La Beauté

 

La discussion s’engage sur  un parti pris phénoménologique : celui d’aborder le sujet en partant de l’expérience de la beauté dans le vécu des participants.

« Un moment où corps, cœur et esprit s’accordent en  une harmonie qui  élève la vie  à un niveau supérieur » tels sont les mots d’un participant pour décrire  l’expérience esthétique associée à son travail et à sa vie au quotidien.

 Pourtant, lorsque nous abordons les questions qui surgissent (L’expérience de la beauté est-elle universelle?  Nous vient-elle de la nature ou de la culture ? Provient-elle du monde qui nous entoure ou est-elle une projection de notre vie intérieure sur ce monde?), la tendance générale est de les traiter en référence à l’art. Or, cette association de la beauté à l’art, pour être évidente ne laisse pas moins de réduire, en termes de conventions, de règles et de  critères  de société, une expérience subjective qui sans doute s’y rapporte mais  pourtant les transcende.

 

Ainsi, quand nous parlons d’universalité pour l’expérience de la beauté, la recherche d’un critère universel externe au sujet semble peu productive. Si Kant définit « le beau » comme « ce qui plaît universellement sans concept », tous les critères de société, tous les classicismes consacrant certaines œuvres d’art comme éternelles, la démarche même d’un Baudelaire essayant de conquérir « la déesse de pierre » ne parviennent pas à cerner l’universalité de l’émotion esthétique. Car non seulement les critères  du beau varient de culture en culture mais les goûts personnels ne coïncident pas automatiquement avec les canons artistiques. On peut ne pas aimer Guernica de Picasso et reconnaître pourtant qu’il s’agit  d’une œuvre d’art mais cette démarche passe forcément par un jugement « instruit ».

Par ailleurs on peut trouver belle une scène d’horreur : «  Il ne s’agit pas de la représentation d’une belle chose mais de la belle représentation d’une chose On ne peut confondre le beau et l’agréable »,  dit Kant.

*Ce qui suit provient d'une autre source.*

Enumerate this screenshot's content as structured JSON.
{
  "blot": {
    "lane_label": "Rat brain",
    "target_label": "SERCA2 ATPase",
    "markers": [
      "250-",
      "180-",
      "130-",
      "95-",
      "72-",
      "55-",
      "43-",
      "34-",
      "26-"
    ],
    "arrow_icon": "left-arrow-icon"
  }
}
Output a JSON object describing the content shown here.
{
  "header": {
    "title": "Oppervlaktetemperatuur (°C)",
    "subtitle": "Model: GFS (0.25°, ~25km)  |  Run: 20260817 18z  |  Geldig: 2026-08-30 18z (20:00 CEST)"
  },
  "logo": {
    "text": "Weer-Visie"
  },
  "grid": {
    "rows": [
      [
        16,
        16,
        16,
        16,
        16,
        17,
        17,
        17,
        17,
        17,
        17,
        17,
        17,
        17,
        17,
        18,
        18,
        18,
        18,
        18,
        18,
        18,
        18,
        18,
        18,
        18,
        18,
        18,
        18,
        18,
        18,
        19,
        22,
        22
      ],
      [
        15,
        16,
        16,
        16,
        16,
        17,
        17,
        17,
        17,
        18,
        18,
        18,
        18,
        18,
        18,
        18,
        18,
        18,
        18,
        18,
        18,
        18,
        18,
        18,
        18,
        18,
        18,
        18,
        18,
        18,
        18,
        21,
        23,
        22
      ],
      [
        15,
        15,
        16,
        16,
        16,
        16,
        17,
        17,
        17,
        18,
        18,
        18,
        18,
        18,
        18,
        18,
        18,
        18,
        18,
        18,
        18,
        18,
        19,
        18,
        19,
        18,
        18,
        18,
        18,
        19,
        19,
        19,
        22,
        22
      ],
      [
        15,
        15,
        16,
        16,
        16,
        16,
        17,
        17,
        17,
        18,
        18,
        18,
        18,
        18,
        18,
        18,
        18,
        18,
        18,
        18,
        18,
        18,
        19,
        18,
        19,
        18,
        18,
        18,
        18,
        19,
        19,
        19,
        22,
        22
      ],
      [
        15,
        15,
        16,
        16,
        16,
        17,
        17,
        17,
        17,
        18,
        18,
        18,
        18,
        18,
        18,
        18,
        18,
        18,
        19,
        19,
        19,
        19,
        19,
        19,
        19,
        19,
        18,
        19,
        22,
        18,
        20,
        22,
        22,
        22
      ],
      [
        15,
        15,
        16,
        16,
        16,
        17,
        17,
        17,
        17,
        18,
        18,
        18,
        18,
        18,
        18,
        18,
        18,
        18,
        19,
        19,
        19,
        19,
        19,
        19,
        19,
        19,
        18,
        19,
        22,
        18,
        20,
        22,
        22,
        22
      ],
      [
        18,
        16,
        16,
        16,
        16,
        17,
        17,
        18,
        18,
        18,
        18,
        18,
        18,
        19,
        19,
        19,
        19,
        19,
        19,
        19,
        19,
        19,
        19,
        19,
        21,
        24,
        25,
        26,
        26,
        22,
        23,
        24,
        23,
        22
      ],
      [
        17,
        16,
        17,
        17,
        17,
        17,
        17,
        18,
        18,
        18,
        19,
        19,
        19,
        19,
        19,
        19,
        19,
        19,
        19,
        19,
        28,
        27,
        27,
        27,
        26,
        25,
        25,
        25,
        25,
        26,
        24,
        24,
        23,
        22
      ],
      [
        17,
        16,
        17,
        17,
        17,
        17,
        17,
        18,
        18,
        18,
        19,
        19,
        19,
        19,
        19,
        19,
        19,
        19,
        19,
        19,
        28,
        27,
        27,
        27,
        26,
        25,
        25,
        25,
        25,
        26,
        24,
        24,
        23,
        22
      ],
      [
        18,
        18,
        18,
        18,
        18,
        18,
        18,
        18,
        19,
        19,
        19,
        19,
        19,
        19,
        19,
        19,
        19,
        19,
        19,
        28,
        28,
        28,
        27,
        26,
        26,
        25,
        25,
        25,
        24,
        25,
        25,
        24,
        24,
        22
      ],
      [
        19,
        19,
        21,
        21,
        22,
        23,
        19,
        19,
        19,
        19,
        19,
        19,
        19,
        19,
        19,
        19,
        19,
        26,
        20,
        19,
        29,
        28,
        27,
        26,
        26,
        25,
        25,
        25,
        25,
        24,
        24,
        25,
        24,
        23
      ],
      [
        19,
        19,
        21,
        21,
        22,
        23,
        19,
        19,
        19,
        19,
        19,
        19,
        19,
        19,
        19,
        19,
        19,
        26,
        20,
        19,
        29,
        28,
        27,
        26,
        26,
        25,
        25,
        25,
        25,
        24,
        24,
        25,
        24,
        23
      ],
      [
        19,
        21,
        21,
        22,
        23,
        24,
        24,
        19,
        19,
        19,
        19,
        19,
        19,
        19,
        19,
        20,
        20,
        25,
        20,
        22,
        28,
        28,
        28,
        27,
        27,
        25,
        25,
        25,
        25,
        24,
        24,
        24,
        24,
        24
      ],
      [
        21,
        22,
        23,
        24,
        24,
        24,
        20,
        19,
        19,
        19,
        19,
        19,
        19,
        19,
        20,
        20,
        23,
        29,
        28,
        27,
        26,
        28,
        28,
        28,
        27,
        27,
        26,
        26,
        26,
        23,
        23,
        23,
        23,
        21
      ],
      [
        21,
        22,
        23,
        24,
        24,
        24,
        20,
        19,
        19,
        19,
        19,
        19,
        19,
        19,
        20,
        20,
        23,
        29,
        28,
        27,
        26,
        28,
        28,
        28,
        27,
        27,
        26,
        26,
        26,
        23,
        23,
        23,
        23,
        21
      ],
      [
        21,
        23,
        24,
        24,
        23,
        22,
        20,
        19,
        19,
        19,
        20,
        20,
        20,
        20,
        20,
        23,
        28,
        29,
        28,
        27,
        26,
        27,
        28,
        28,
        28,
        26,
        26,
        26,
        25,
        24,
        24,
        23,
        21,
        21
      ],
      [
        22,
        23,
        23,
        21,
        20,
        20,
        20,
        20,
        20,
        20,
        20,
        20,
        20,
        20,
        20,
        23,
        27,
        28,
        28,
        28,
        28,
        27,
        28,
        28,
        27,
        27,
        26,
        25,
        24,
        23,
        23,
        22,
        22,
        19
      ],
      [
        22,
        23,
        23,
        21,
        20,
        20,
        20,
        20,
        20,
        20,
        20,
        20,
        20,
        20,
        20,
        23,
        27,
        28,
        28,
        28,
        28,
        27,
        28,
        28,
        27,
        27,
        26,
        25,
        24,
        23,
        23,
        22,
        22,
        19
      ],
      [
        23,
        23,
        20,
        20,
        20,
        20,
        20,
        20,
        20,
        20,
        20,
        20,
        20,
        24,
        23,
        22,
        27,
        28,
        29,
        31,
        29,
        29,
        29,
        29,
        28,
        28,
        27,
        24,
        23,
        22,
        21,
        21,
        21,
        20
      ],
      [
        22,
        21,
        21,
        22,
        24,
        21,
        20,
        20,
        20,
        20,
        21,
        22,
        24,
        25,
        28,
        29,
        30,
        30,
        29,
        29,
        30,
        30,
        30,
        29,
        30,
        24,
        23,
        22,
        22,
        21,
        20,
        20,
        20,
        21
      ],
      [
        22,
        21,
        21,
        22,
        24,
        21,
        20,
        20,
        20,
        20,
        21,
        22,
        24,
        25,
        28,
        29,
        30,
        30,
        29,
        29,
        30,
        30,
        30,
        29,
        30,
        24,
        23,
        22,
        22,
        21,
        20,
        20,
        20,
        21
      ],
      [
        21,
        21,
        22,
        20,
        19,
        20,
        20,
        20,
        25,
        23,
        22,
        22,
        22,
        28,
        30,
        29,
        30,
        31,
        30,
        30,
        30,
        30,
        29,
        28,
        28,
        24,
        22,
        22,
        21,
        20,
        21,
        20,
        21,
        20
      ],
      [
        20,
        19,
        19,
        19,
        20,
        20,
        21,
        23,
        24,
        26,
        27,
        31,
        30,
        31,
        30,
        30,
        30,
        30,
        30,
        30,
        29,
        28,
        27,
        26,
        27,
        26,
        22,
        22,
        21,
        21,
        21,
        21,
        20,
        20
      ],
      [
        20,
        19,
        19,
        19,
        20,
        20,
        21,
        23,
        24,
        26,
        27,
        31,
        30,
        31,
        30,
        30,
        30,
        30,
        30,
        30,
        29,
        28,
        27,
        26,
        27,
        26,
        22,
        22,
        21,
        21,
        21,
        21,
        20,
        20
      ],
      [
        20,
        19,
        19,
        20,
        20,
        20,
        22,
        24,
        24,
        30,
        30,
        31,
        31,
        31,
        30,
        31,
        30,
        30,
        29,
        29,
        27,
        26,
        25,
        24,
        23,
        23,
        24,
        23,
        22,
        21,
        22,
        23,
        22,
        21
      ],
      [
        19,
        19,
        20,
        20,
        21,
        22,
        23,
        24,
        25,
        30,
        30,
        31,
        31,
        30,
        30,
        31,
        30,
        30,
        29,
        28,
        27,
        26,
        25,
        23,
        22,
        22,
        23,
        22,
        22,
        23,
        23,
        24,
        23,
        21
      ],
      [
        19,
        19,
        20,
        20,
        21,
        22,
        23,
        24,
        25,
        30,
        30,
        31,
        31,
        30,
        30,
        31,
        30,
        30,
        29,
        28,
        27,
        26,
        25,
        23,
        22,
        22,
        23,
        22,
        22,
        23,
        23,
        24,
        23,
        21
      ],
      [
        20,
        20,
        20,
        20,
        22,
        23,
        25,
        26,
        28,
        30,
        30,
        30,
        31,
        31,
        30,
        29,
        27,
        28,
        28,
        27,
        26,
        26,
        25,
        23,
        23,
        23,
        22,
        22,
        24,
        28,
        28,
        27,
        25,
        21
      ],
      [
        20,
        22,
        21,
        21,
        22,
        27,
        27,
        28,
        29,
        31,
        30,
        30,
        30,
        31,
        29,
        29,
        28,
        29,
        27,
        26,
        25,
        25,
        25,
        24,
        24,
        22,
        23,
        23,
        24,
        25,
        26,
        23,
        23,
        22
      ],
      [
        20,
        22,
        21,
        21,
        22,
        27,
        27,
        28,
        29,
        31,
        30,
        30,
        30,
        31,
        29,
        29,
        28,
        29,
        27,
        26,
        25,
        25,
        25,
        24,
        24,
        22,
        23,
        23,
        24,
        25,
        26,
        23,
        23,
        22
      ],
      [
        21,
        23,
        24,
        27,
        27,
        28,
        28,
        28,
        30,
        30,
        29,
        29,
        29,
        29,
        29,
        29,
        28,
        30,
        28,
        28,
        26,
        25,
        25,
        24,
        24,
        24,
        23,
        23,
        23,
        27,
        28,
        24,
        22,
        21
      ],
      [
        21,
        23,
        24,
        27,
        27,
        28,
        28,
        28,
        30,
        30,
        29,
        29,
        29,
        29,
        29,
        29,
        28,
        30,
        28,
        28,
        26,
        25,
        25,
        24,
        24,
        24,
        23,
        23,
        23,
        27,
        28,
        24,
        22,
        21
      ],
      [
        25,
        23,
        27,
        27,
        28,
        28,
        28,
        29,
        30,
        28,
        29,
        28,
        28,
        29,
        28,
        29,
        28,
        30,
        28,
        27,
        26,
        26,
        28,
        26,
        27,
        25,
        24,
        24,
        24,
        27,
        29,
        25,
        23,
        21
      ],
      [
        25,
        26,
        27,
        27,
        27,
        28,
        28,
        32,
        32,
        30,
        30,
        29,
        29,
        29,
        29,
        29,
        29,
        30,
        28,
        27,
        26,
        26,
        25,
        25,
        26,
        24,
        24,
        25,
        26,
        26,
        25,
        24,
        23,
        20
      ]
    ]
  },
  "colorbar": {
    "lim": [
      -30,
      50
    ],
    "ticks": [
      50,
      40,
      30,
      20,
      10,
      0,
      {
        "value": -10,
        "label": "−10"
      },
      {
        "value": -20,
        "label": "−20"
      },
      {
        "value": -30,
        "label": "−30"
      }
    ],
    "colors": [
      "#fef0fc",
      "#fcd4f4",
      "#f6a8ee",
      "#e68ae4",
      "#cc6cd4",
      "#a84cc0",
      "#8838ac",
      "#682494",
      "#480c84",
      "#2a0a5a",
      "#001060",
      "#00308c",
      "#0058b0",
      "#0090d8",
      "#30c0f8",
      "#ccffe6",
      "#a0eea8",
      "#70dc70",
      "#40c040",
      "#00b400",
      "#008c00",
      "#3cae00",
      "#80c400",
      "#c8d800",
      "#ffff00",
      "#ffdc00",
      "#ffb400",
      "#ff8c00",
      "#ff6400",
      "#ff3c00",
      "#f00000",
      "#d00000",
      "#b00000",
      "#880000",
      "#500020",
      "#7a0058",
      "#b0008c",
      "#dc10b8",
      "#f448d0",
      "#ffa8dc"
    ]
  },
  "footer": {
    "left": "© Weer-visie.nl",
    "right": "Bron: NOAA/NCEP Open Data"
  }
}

  La beauté reste insaisissable, observe-t-on, au point qu’un artiste la poursuivra d’oeuvre en œuvre au-delà  même  des chefs-d’œuvre reconnus qu’il aurait produits.

 

Faut-il donc se tourner vers le sujet pour mieux cerner le phénomène de la beauté? Si la condition humaine veut que ce soit inévitablement à travers la diversité des cultures que l’homme se cherche et affirme sa spécificité, l’expérience de la beauté n’est  ni naturelle ni culturelle mais spécifiquement humaine. En se posant comme spectateur plutôt qu’agent, l’homme échappe à la nécessité de la seule survie. Par sa contemplation désintéressée du monde, il transcende les limites de son existence et se pose comme conscience. L’émotion esthétique serait alors une voie d’accès à un degré de conscience plus élevé, tout comme la connaissance,  mais, libérée du concept,  elle serait  moins soumise à la nécessité du langage, outil social par excellence.

 

Quant à la rencontre du sujet et du monde dans l’expérience de la beauté, là encore leur indissociabilité s’impose. Parlerait-on  des beautés de la nature sans un regard qui les cadre,  une oreille qui les perçoive, une conscience qui les anime ? L’artiste peut s’inspirer du spectacle du monde aussi bien que de celui de son paysage intérieur, l’œuvre ne sera jamais que la projection de ses métaphores.

 

Nietzsche s’est penché sur le mystère de la « métaphore première ».D’après lui, le langage serait originairement métaphore, métaphore des sentiments et du corps. Cette origine esthétique n’est pourtant pas reconnue comme telle car la maladie du langage est précisément un oubli de la métaphore et une fixation du langage artiste, produits d’un  besoin de réalisme et de stabilité, de communication et de vie sociale. Or, c’est par la redécouverte de la métaphore originelle que l’homme se libère de la gangue étouffante du langage conventionnel et affirme, grâce à une métaphore à nouveau charnelle, la spécificité de sa présence au monde.

C’est là que l’expérience esthétique prend sa véritable dimension : elle nous ramène à la source même de notre  créativité, rempart contre les valeurs instituées (qu’elles soient logiques, politiques, morales, religieuses ou même artistiques) qui endiguent le flot de notre vie singulière et nous rendent incapables d’en voir la beauté.